When the dung is a still fresh, baboons, birds and dung beetles come along to eat seeds and undigested fruit that's passed through the elephant's digestive system. Elephants eat so much food in a day but their digestive systems do not process much of what's consumed.

Interestingly, elephant dung is useful to people as well. Smeared on ones body it makes an excellent mosquito repellant, important in this area as mosquitoes carry malaria. The steam from boiled dung is also used to treat headaches.

Rat's Tail Bush

The grasses of the bush didn't seem to vary at first but as we walked there were so many types and heights. We learned that fountain grass is used to thatch roofs on home and that boiling the roots of this plant could be used to alleviate ear pain.

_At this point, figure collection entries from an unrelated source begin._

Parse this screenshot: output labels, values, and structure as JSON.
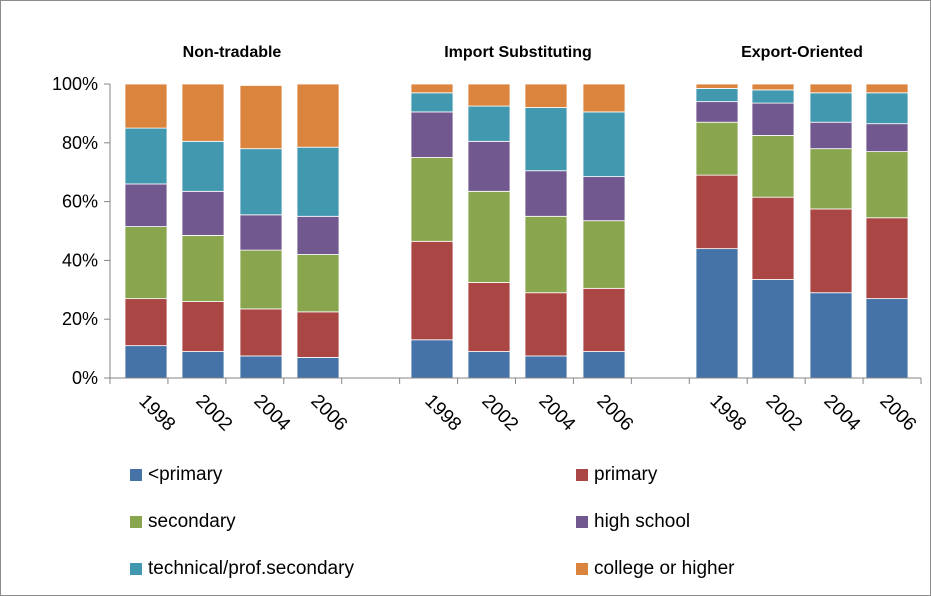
{
  "chart_data": {
    "type": "bar",
    "stacked": true,
    "percent": true,
    "groups": [
      {
        "title": "Non-tradable",
        "categories": [
          "1998",
          "2002",
          "2004",
          "2006"
        ]
      },
      {
        "title": "Import Substituting",
        "categories": [
          "1998",
          "2002",
          "2004",
          "2006"
        ]
      },
      {
        "title": "Export-Oriented",
        "categories": [
          "1998",
          "2002",
          "2004",
          "2006"
        ]
      }
    ],
    "series": [
      {
        "name": "<primary",
        "color": "#4572A7",
        "values": [
          [
            11,
            9,
            7.5,
            7
          ],
          [
            13,
            9,
            7.5,
            9
          ],
          [
            44,
            33.5,
            29,
            27
          ]
        ]
      },
      {
        "name": "primary",
        "color": "#AA4643",
        "values": [
          [
            16,
            17,
            16,
            15.5
          ],
          [
            33.5,
            23.5,
            21.5,
            21.5
          ],
          [
            25,
            28,
            28.5,
            27.5
          ]
        ]
      },
      {
        "name": "secondary",
        "color": "#89A54E",
        "values": [
          [
            24.5,
            22.5,
            20,
            19.5
          ],
          [
            28.5,
            31,
            26,
            23
          ],
          [
            18,
            21,
            20.5,
            22.5
          ]
        ]
      },
      {
        "name": "high school",
        "color": "#71588F",
        "values": [
          [
            14.5,
            15,
            12,
            13
          ],
          [
            15.5,
            17,
            15.5,
            15
          ],
          [
            7,
            11,
            9,
            9.5
          ]
        ]
      },
      {
        "name": "technical/prof.secondary",
        "color": "#4198AF",
        "values": [
          [
            19,
            17,
            22.5,
            23.5
          ],
          [
            6.5,
            12,
            21.5,
            22
          ],
          [
            4.5,
            4.5,
            10,
            10.5
          ]
        ]
      },
      {
        "name": "college or higher",
        "color": "#DB843D",
        "values": [
          [
            15,
            19.5,
            21.5,
            21.5
          ],
          [
            3,
            7.5,
            8,
            9.5
          ],
          [
            1.5,
            2,
            3,
            3
          ]
        ]
      }
    ],
    "y_ticks": [
      "0%",
      "20%",
      "40%",
      "60%",
      "80%",
      "100%"
    ],
    "ylim": [
      0,
      100
    ],
    "grid": false,
    "legend": "bottom"
  }
}
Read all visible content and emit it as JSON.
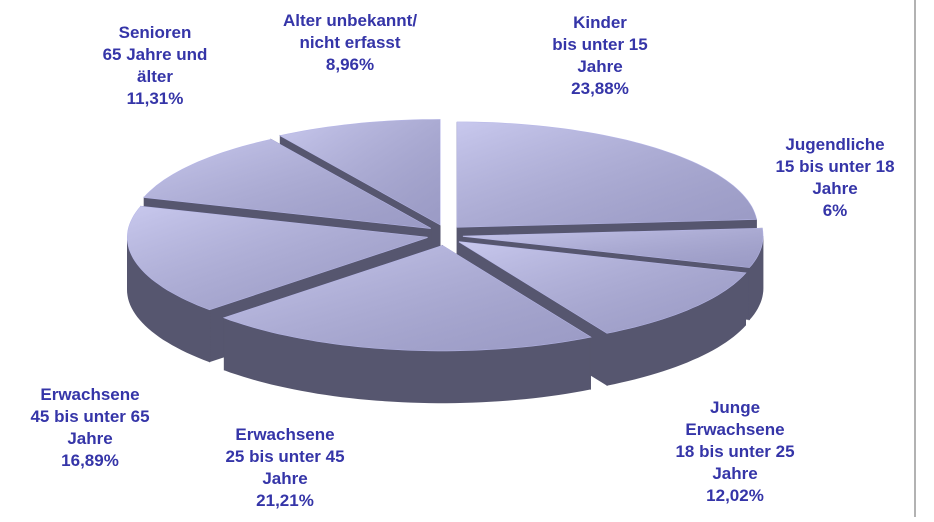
{
  "chart_data": {
    "type": "pie3d",
    "categories": [
      [
        "Kinder",
        "bis unter 15",
        "Jahre"
      ],
      [
        "Jugendliche",
        "15 bis unter 18",
        "Jahre"
      ],
      [
        "Junge",
        "Erwachsene",
        "18 bis unter 25",
        "Jahre"
      ],
      [
        "Erwachsene",
        "25 bis unter 45",
        "Jahre"
      ],
      [
        "Erwachsene",
        "45 bis unter 65",
        "Jahre"
      ],
      [
        "Senioren",
        "65 Jahre und",
        "älter"
      ],
      [
        "Alter unbekannt/",
        "nicht erfasst"
      ]
    ],
    "values": [
      23.88,
      6,
      12.02,
      21.21,
      16.89,
      11.31,
      8.96
    ],
    "value_labels": [
      "23,88%",
      "6%",
      "12,02%",
      "21,21%",
      "16,89%",
      "11,31%",
      "8,96%"
    ],
    "color": "#b6b6e8",
    "side_color": "#56566f",
    "label_color": "#3535a8"
  }
}
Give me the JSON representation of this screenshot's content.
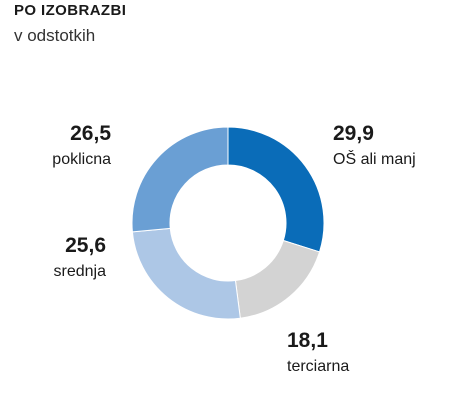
{
  "title": "PO IZOBRAZBI",
  "subtitle": "v odstotkih",
  "chart_data": {
    "type": "pie",
    "variant": "donut",
    "title": "PO IZOBRAZBI",
    "subtitle": "v odstotkih",
    "slices": [
      {
        "label": "OŠ ali manj",
        "value_label": "29,9",
        "value": 29.9,
        "color": "#0a6cb8"
      },
      {
        "label": "terciarna",
        "value_label": "18,1",
        "value": 18.1,
        "color": "#d3d3d3"
      },
      {
        "label": "srednja",
        "value_label": "25,6",
        "value": 25.6,
        "color": "#adc7e6"
      },
      {
        "label": "poklicna",
        "value_label": "26,5",
        "value": 26.5,
        "color": "#6a9fd4"
      }
    ]
  }
}
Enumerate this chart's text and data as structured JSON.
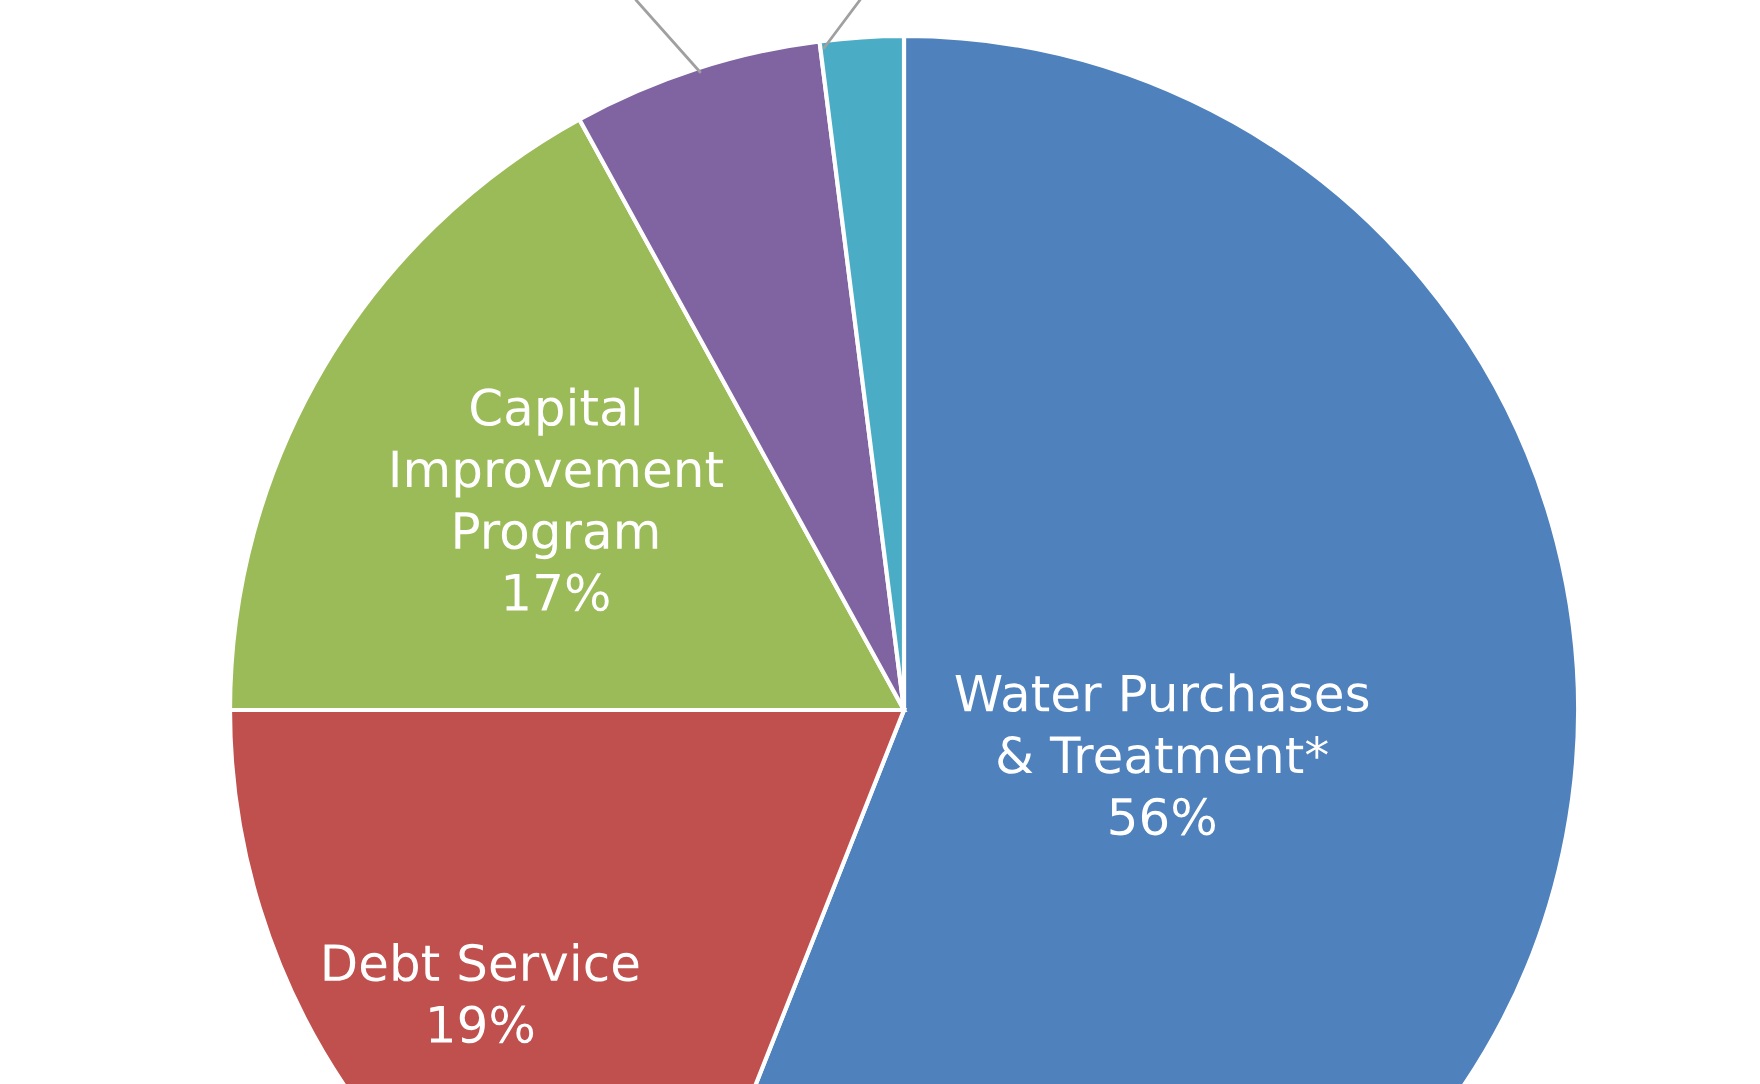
{
  "chart_data": {
    "type": "pie",
    "categories": [
      "Water Purchases\n& Treatment*",
      "Debt Service",
      "Capital\nImprovement\nProgram",
      null,
      null
    ],
    "values": [
      56,
      19,
      17,
      6,
      2
    ],
    "value_labels": [
      "56%",
      "19%",
      "17%",
      null,
      null
    ],
    "colors": [
      "#4f81bd",
      "#c0504d",
      "#9bbb59",
      "#8064a2",
      "#4bacc6"
    ],
    "legend": false
  }
}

The rat's tail bush is burned to an ash then suspended in oil and spread over baby's skin to ease colic and calm crying at night.

You Can't Eat Everything

At one point we were so overwhelmed by the amount of information the bushwalk offered and the variety of seeds and flowers we were carrying that we got confused - can you eat almost anything? "No!" cried one the female guides on our walk as my colleague Jen was contemplating whether or not to eat a seedpod. "That one will make you deaf, " she said. So while everything in the bush may have a purpose, it's best to let an expert be your guide.